Trialling a colorectal cancer risk tool within general practice; NHMRC “Centre for Research Excellence for reducing the burden of colorectal cancer by optimising screening” (#1029)

Jon Emery 1 , Marie Pirotta 1 , Jennifer Walker 1 , Adrian Bickerstaffe 1 , Ingrid Winship 2 , Finlay Macrae 2 , John Hopper 1 , Joanne P. Young 3 , Alex Boussioutas 4 , Graham G. Giles 5 , Jim Bishop 1 , Mark Jenkins 1
  1. University of Melbourne, Carlton, VIC, Australia
  2. Royal Melbourne Hospital, Parkville, VIC, Australia
  3. School of Medicine, University of Adelaide, Adelaide, SA, Australia
  4. Peter MacCallum Cancer Centre, Melbourne, VIC, Australia
  5. Cancer Council Victoria, Melbourne, VIC, Australia

Background: In Australia, a large proportion of people are unnecessarily screened for colorectal cancer (CRC) with colonoscopies and many at higher risk of CRC are not being screened with colonoscopies. Providing general practitioners (GPs) with a tool to determine their patient’s individual risk of CRC will assist in providing accurate screening advice, making colonoscopic screening more efficient and effective.

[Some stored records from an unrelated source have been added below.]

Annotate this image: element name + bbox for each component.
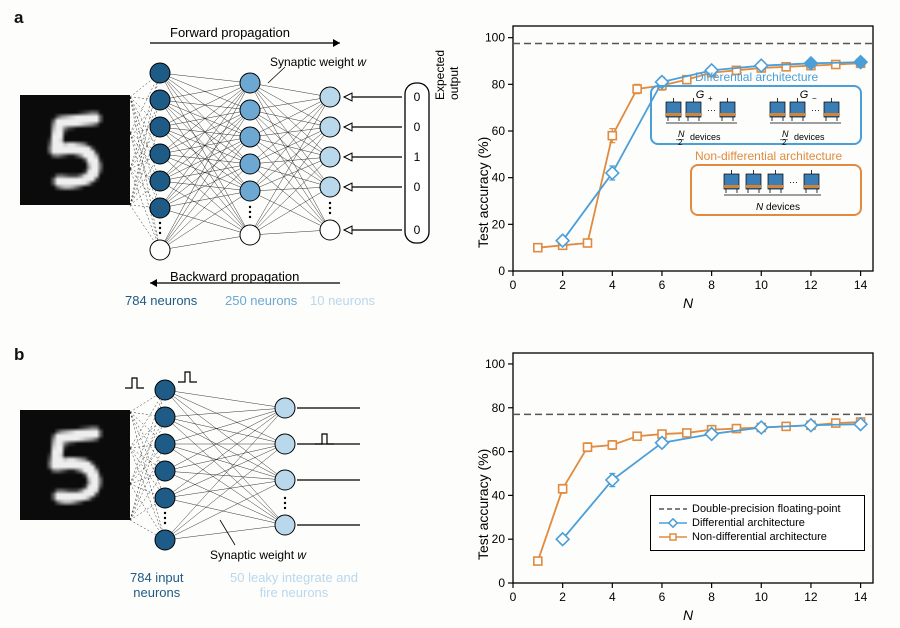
legend-baseline-text: Double-precision floating-point xyxy=(692,503,841,515)
svg-text:2: 2 xyxy=(559,590,566,604)
ylabel-a: Test accuracy (%) xyxy=(475,137,491,248)
svg-text:0: 0 xyxy=(414,223,421,237)
diff-arch-label: Differential architecture xyxy=(695,70,818,84)
svg-text:20: 20 xyxy=(492,217,506,231)
svg-text:10: 10 xyxy=(755,278,769,292)
diff-inset-box: G+···N—2devicesG−···N—2devices xyxy=(650,85,862,145)
layer2-label-b: 50 leaky integrate and fire neurons xyxy=(230,570,358,600)
ylabel-b: Test accuracy (%) xyxy=(475,449,491,560)
legend-nondiff-text: Non-differential architecture xyxy=(692,531,827,543)
svg-text:14: 14 xyxy=(854,590,868,604)
legend-nondiff: Non-differential architecture xyxy=(659,531,856,543)
svg-text:devices: devices xyxy=(690,132,721,142)
svg-text:6: 6 xyxy=(659,590,666,604)
svg-text:6: 6 xyxy=(659,278,666,292)
legend-box: Double-precision floating-point Differen… xyxy=(650,495,865,551)
svg-text:12: 12 xyxy=(804,590,818,604)
svg-text:0: 0 xyxy=(498,576,505,590)
forward-prop-label: Forward propagation xyxy=(170,25,290,40)
svg-text:···: ··· xyxy=(707,105,716,115)
layer2-label-a: 250 neurons xyxy=(225,293,297,308)
nondiff-inset-box: ··· N devices xyxy=(690,164,862,216)
svg-text:4: 4 xyxy=(609,590,616,604)
svg-text:0: 0 xyxy=(414,90,421,104)
svg-text:N devices: N devices xyxy=(756,202,800,213)
legend-baseline: Double-precision floating-point xyxy=(659,503,856,515)
svg-text:100: 100 xyxy=(485,357,505,371)
svg-text:0: 0 xyxy=(414,120,421,134)
legend-diff-text: Differential architecture xyxy=(692,517,805,529)
chart-b-svg: 0 2 4 6 8 10 12 14 0 20 40 60 80 100 xyxy=(465,345,885,625)
svg-text:100: 100 xyxy=(485,31,505,45)
svg-text:0: 0 xyxy=(510,590,517,604)
nondiff-arch-label: Non-differential architecture xyxy=(695,149,842,163)
svg-text:0: 0 xyxy=(510,278,517,292)
expected-output-label: Expected output xyxy=(433,50,461,100)
svg-text:10: 10 xyxy=(755,590,769,604)
legend-diff: Differential architecture xyxy=(659,517,856,529)
svg-text:14: 14 xyxy=(854,278,868,292)
weight-label-a: Synaptic weight w xyxy=(270,55,366,69)
svg-text:80: 80 xyxy=(492,401,506,415)
svg-text:···: ··· xyxy=(811,105,820,115)
svg-text:1: 1 xyxy=(414,150,421,164)
svg-text:0: 0 xyxy=(414,180,421,194)
svg-text:···: ··· xyxy=(789,177,798,187)
panel-a-chart: 0 2 4 6 8 10 12 14 0 20 40 60 80 100 Test accuracy (%… xyxy=(465,18,885,313)
svg-text:0: 0 xyxy=(498,264,505,278)
svg-text:2: 2 xyxy=(782,138,787,147)
svg-text:20: 20 xyxy=(492,532,506,546)
svg-text:80: 80 xyxy=(492,77,506,91)
panel-b-chart: 0 2 4 6 8 10 12 14 0 20 40 60 80 100 Test accuracy (%… xyxy=(465,345,885,625)
svg-text:8: 8 xyxy=(708,278,715,292)
svg-text:devices: devices xyxy=(794,132,825,142)
layer1-label-a: 784 neurons xyxy=(125,293,197,308)
svg-text:60: 60 xyxy=(492,124,506,138)
layer1-label-b: 784 input neurons xyxy=(130,570,184,600)
svg-text:+: + xyxy=(708,94,713,103)
panel-b-nn-diagram: Synaptic weight w 784 input neurons 50 l… xyxy=(20,360,460,620)
xlabel-a: N xyxy=(683,295,693,311)
svg-text:60: 60 xyxy=(492,445,506,459)
svg-text:−: − xyxy=(812,94,817,103)
svg-text:2: 2 xyxy=(559,278,566,292)
svg-text:40: 40 xyxy=(492,488,506,502)
xlabel-b: N xyxy=(683,607,693,623)
svg-text:40: 40 xyxy=(492,171,506,185)
layer3-label-a: 10 neurons xyxy=(310,293,375,308)
svg-text:2: 2 xyxy=(678,138,683,147)
weight-label-b: Synaptic weight w xyxy=(210,548,306,562)
svg-text:G: G xyxy=(800,89,809,101)
svg-text:12: 12 xyxy=(804,278,818,292)
panel-a-nn-diagram: 0 0 1 0 0 Forward propagation Synaptic weigh… xyxy=(20,25,460,315)
svg-text:8: 8 xyxy=(708,590,715,604)
backward-prop-label: Backward propagation xyxy=(170,269,299,284)
svg-text:G: G xyxy=(696,89,705,101)
svg-text:4: 4 xyxy=(609,278,616,292)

Aim: Our vision is to implement a personalised approach to screening to reduce CRC by optimising evidence-based screening. The CRE team aim: (a) to develop the first personalised CRC risk tool that incorporates genetic, pathology, family history, lifestyle factors and personal characteristics, and (b) to develop proven methods for implementing these tools in general practice.

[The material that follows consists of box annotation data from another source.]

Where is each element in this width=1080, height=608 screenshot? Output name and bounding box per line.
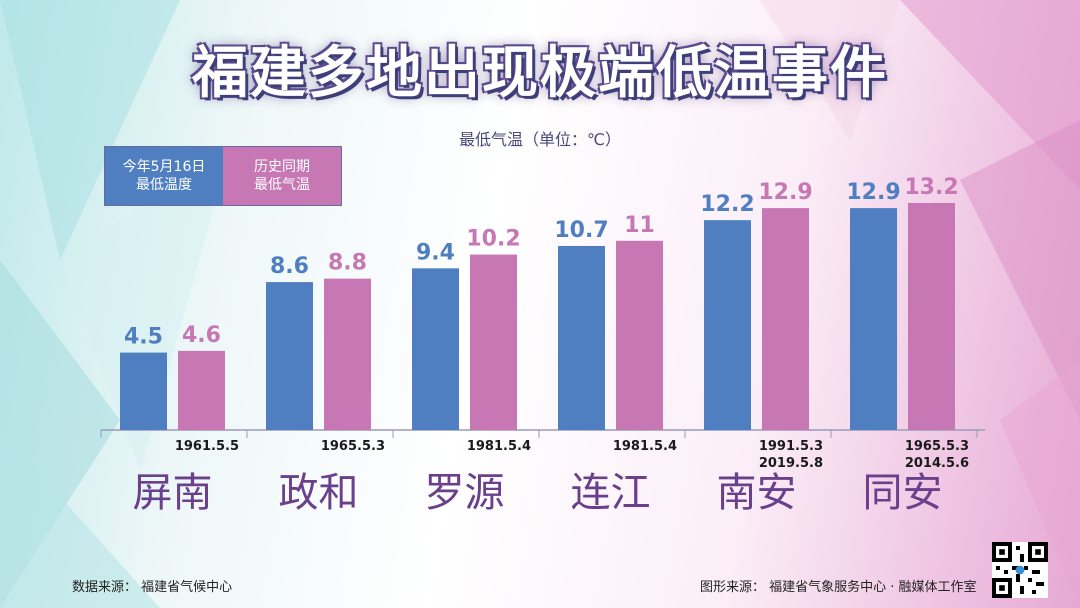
category-label: 南安 bbox=[717, 470, 797, 516]
graphic-source: 图形来源： 福建省气象服务中心 · 融媒体工作室 bbox=[700, 580, 977, 595]
category-label: 政和 bbox=[279, 470, 359, 516]
data-label: 8.6 bbox=[270, 254, 309, 279]
bar-history bbox=[762, 208, 809, 430]
data-label: 4.6 bbox=[182, 323, 221, 348]
record-date-label: 2019.5.8 bbox=[759, 456, 823, 471]
category-label: 罗源 bbox=[425, 470, 505, 516]
record-date-label: 1965.5.3 bbox=[905, 439, 969, 454]
data-label: 13.2 bbox=[904, 175, 958, 200]
data-label: 9.4 bbox=[416, 240, 455, 265]
record-date-label: 1965.5.3 bbox=[321, 439, 385, 454]
data-label: 10.7 bbox=[554, 218, 608, 243]
data-source: 数据来源： 福建省气候中心 bbox=[72, 580, 233, 595]
record-date-label: 1961.5.5 bbox=[175, 439, 239, 454]
bar-history bbox=[908, 202, 955, 430]
category-label: 同安 bbox=[863, 470, 943, 516]
legend: 今年5月16日 最低温度 历史同期 最低气温 bbox=[104, 146, 342, 206]
bar-today bbox=[412, 268, 459, 430]
data-label: 8.8 bbox=[328, 251, 367, 276]
data-label: 4.5 bbox=[124, 325, 163, 350]
record-date-label: 1981.5.4 bbox=[467, 439, 531, 454]
bar-today bbox=[558, 245, 605, 430]
legend-item-history: 历史同期 最低气温 bbox=[223, 147, 341, 205]
bar-today bbox=[266, 282, 313, 430]
record-date-label: 2014.5.6 bbox=[905, 456, 969, 471]
data-label: 12.2 bbox=[700, 192, 754, 217]
bar-history bbox=[616, 240, 663, 430]
bar-history bbox=[470, 254, 517, 430]
bar-history bbox=[178, 350, 225, 430]
qr-code-icon bbox=[992, 542, 1048, 598]
data-label: 12.9 bbox=[846, 180, 900, 205]
chart-title: 福建多地出现极端低温事件 bbox=[192, 41, 888, 106]
category-label: 屏南 bbox=[133, 470, 213, 516]
bar-today bbox=[704, 220, 751, 430]
category-label: 连江 bbox=[571, 470, 651, 516]
record-date-label: 1981.5.4 bbox=[613, 439, 677, 454]
bar-history bbox=[324, 278, 371, 430]
data-label: 11 bbox=[624, 213, 655, 238]
record-date-label: 1991.5.3 bbox=[759, 439, 823, 454]
data-label: 12.9 bbox=[758, 180, 812, 205]
legend-item-today: 今年5月16日 最低温度 bbox=[105, 147, 223, 205]
unit-label: 最低气温（单位：℃） bbox=[459, 130, 621, 149]
bar-today bbox=[120, 352, 167, 430]
data-label: 10.2 bbox=[466, 227, 520, 252]
bar-today bbox=[850, 208, 897, 430]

Methods: Beginning with a prediction tool prototype (while the statistical development of the prediction tool is underway using the data from the Colon Cancer Family Registry), we will ‘unpack’ the many components involved in implementing an intervention in primary care, following a step-wise approach based on the Medical Research Council framework for the development and evaluation of complex interventions (UK). The initial phase of the study has begun with an analysis of the theoretical underpinning of the intervention with a systematic review (phase 0) and a pilot of the tool (phase 1). The pilot involved testing the tool with GPs in a simulated consultation in their own clinic with an actor playing the role of patient. This method aims to capture data that represents the ‘real’ clinical use of the tool.

Results: Phase 0 and Phase 1 are anticipated to be completed in May 2014.Using the tool in situ with GPs is providing rich qualitative data which will inform the next phases of the study.


Conclusions: The results are essential for the design of a randomised controlled trial to test the prediction tool and implementation methods in GPs.